On February 18, 2020, Front Yard Residential Corporation (the Company) filed a Form 8-K with
the Securities and Exchange Commission (the SEC) in connection with the proposed acquisition of Front Yard Residential Corporation (the Company or Front Yard) by affiliates of Amherst
Residential, LLC (Amherst) pursuant to an Agreement and Plan of Merger, dated as of February 17, 2020 (as may be amended from time to time, the Merger Agreement), by and among the Company, BAF Holdings, LLC
(Parent) and BAF Sub, LLC, a wholly owned subsidiary of Parent (Merger Sub). On March 11, 2020, the Company filed with the SEC its preliminary proxy statement on Schedule 14A and on March 23, 2020, the
Company filed with the SEC its definitive proxy statement on Schedule 14A relating to the special meeting of stockholders of the Company scheduled to be held on April 27, 2020 (the Definitive Proxy Statement) to, among other
things, vote on a proposal to approve the merger of the Company with and into Merger Sub (the Merger) with Merger Sub surviving the Merger as a wholly-owned subsidiary of Parent.
Since the initial filing of the preliminary proxy statement on Schedule 14A, four actions (collectively, the Front Yard Stockholder
Actions) have been filed in federal courts in Delaware, New York and Georgia by purported Front Yard stockholders in connection with the transactions contemplated by the Merger Agreement: Wang v. Front Yard Residential
Corporation, Case No. 1:20-cv-00356 (D. Del. Mar. 12, 2020); Rosenblatt v. Front Yard Residential Corporation, et al., Case No.
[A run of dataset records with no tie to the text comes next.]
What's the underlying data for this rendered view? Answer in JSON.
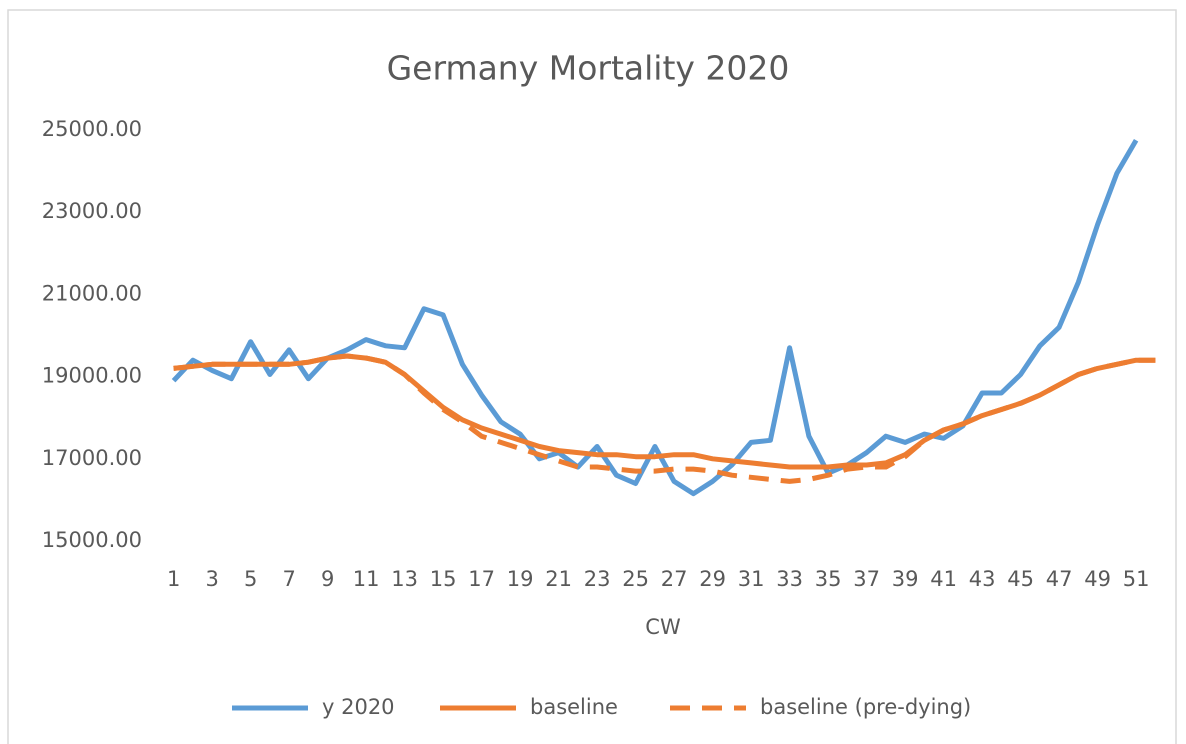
{
  "chart_data": {
    "type": "line",
    "title": "Germany Mortality 2020",
    "x_label": "CW",
    "x": [
      1,
      2,
      3,
      4,
      5,
      6,
      7,
      8,
      9,
      10,
      11,
      12,
      13,
      14,
      15,
      16,
      17,
      18,
      19,
      20,
      21,
      22,
      23,
      24,
      25,
      26,
      27,
      28,
      29,
      30,
      31,
      32,
      33,
      34,
      35,
      36,
      37,
      38,
      39,
      40,
      41,
      42,
      43,
      44,
      45,
      46,
      47,
      48,
      49,
      50,
      51,
      52
    ],
    "xlim": [
      0.5,
      52.5
    ],
    "xticks": [
      1,
      3,
      5,
      7,
      9,
      11,
      13,
      15,
      17,
      19,
      21,
      23,
      25,
      27,
      29,
      31,
      33,
      35,
      37,
      39,
      41,
      43,
      45,
      47,
      49,
      51
    ],
    "ylim": [
      15000,
      25000
    ],
    "yticks": [
      {
        "value": 15000,
        "label": "15000.00"
      },
      {
        "value": 17000,
        "label": "17000.00"
      },
      {
        "value": 19000,
        "label": "19000.00"
      },
      {
        "value": 21000,
        "label": "21000.00"
      },
      {
        "value": 23000,
        "label": "23000.00"
      },
      {
        "value": 25000,
        "label": "25000.00"
      }
    ],
    "legend": "bottom",
    "series": [
      {
        "name": "y 2020",
        "color": "#5b9bd5",
        "style": "solid",
        "values": [
          18900,
          19400,
          19150,
          18950,
          19850,
          19050,
          19650,
          18950,
          19450,
          19650,
          19900,
          19750,
          19700,
          20650,
          20500,
          19300,
          18550,
          17900,
          17600,
          17000,
          17150,
          16800,
          17300,
          16600,
          16400,
          17300,
          16450,
          16150,
          16450,
          16850,
          17400,
          17450,
          19700,
          17550,
          16650,
          16850,
          17150,
          17550,
          17400,
          17600,
          17500,
          17800,
          18600,
          18600,
          19050,
          19750,
          20200,
          21300,
          22700,
          23950,
          24750,
          null
        ]
      },
      {
        "name": "baseline",
        "color": "#ed7d31",
        "style": "solid",
        "values": [
          19200,
          19250,
          19300,
          19300,
          19300,
          19300,
          19300,
          19350,
          19450,
          19500,
          19450,
          19350,
          19050,
          18650,
          18250,
          17950,
          17750,
          17600,
          17450,
          17300,
          17200,
          17150,
          17100,
          17100,
          17050,
          17050,
          17100,
          17100,
          17000,
          16950,
          16900,
          16850,
          16800,
          16800,
          16800,
          16850,
          16850,
          16900,
          17100,
          17450,
          17700,
          17850,
          18050,
          18200,
          18350,
          18550,
          18800,
          19050,
          19200,
          19300,
          19400,
          19400
        ]
      },
      {
        "name": "baseline (pre-dying)",
        "color": "#ed7d31",
        "style": "dashed",
        "values": [
          19200,
          19250,
          19300,
          19300,
          19300,
          19300,
          19300,
          19350,
          19450,
          19500,
          19450,
          19350,
          19050,
          18600,
          18200,
          17900,
          17550,
          17400,
          17250,
          17100,
          16950,
          16800,
          16800,
          16750,
          16700,
          16700,
          16750,
          16750,
          16700,
          16600,
          16550,
          16500,
          16450,
          16500,
          16600,
          16750,
          16800,
          16800,
          17050,
          17450,
          17700,
          17850,
          18050,
          18200,
          18350,
          18550,
          18800,
          19050,
          19200,
          19300,
          19400,
          19400
        ]
      }
    ]
  }
}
1:20-cv-00386 (D. Del. Mar. 18, 2020) (the Rosenblatt Action); Braunstein v. Front Yard Residential Corporation, et al., Case No. 1:20-cv-02523 (S.D.N.Y. Mar. 24, 2020); and Olson v. Front Yard Residential Corporation, et al., Case No. 1:20-cv-01600-SCJ (N.D. Ga. Apr. 14, 2020). Each of the Front Yard Stockholder Actions names Front Yard and its directors as defendants, and the Rosenblatt Action names
Parent and Merger Sub as additional defendants. Each of the Front Yard Stockholder Actions alleges, among other things, that the Definitive Proxy Statement on Schedule 14A is false and misleading and/or omits material information concerning the
transactions contemplated by the Merger Agreement in violation of Sections 14(a) and 20(a) of the Securities Exchange Act of 1934, as amended (the Exchange Act), and
Rule 14a-9 promulgated under the Exchange Act. The plaintiffs in the Front Yard Stockholder Actions, among other things, seek to enjoin the transactions contemplated by the Merger Agreement and an
award of attorneys fees and expenses.
SUPPLEMENT TO DEFINITIVE PROXY STATEMENT
This supplemental information should be read in conjunction with the Definitive Proxy Statement, which should be read in its entirety. Page references in
the below disclosures are to pages in the Definitive Proxy Statement, and defined terms used but not defined herein have the meanings set forth in the Definitive Proxy Statement. To the extent the following information differs from or conflicts with
the information contained in the Definitive Proxy Statement, the information set forth below shall be deemed to supersede the respective information in the Definitive Proxy Statement. The Company denies the allegations in the complaints related to
the Front Yard Stockholder Actions and denies any alleged violations of law or any legal or equitable duty. Without admitting in any way that the disclosures below are material or otherwise required by law, the Company makes the following amended
and supplemental disclosures solely for the purpose of mooting the allegations in the complaints related to the Front Yard Stockholder Actions.
The section of the Definitive Proxy Statement entitled THE MERGERBackground of the Merger is amended and supplemented as follows:
The disclosure on page 29 of the Definitive Proxy Statement is amended and supplemented by adding the following new sentence immediately following the
first sentence of the second full paragraph on such page:
Each of the counterparties agreed in the confidentiality agreement to a
customary standstill provision, which ceased to apply upon Front Yards entry into the merger agreement with Amherst.